Champaign and Urbana mirrored the national trends. There were more violent crimes — including homicide, rape, robbery and aggravated assault — in the two cities in 2020 than at any time since 2010, according to the FBI data. Champaign reported 827 violent crimes in 2020 (the same number as 2019), and Urbana reported a significant increase, from 124 incidents in 2019 to 214 in 2020. There were 11 homicides in the two cities, including nine in Champaign.

Homicides were up almost 30 percent nationally, a total of 21,570 for the year. In Illinois, the homicide rate was 9.1 per 100,000 people, the highest rate since 1996. Homicide numbers were at a 10-year high in Springfield, Decatur and Kankakee. St. Louis experienced its highest murder rate in 50 years.

But criminologists noted that nationally, not all violent crimes increased, and property crime — the most common type of crime — actually decreased by 8 percent. That was the case in Champaign and Urbana, where property crimes last year amounted to about one-half the number during the peak years in the prior decade.

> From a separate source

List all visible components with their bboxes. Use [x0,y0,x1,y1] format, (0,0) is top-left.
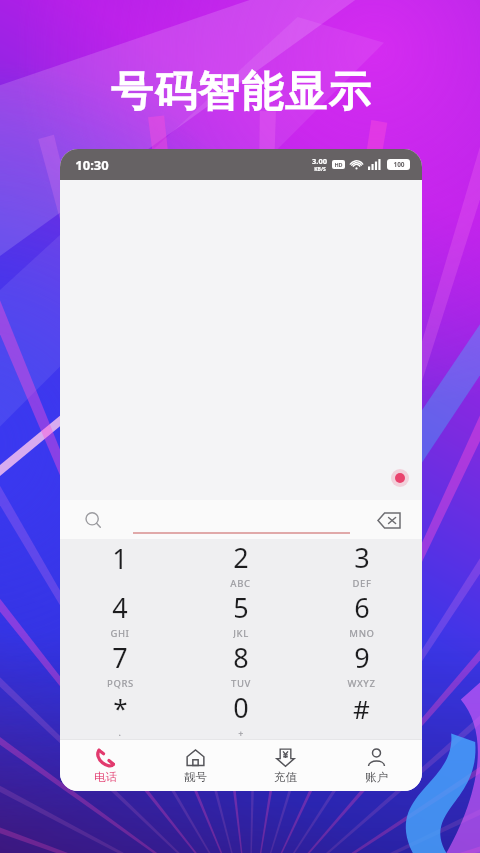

Experts have a number of theories for the unsettling increase in homicides and other violent crimes, mostly centering on the effects of the COVID-19 pandemic: social isolation; stresses brought on by the fear of employment and housing loss; concerns about schooling and child care. Gun sales also soared during the pandemic, and 77 percent of the homicides last year were committed with a firearm.

As the effect of the pandemic wanes — we all hope — there is the belief that society will return to some kind of normal, the economy will stabilize, schools will remain open and violent crimes will drop.

But some stressors will continue for some people. Policing must continue to be part of the solution to crime prevention, as well as programs like one being tried in Urbana where a police officer and a social worker will follow up on people involved in mental-health and behavioral-health crises. Team members will work to link people with resources and services available in the community.

Finally, the gun violence that is claiming so many young people in Champaign-Urbana and the nation must be addressed not only by police and social workers but by business people, faith leaders, teachers, youth and athletic groups, mentors, neighbors and others. Everyone has a role.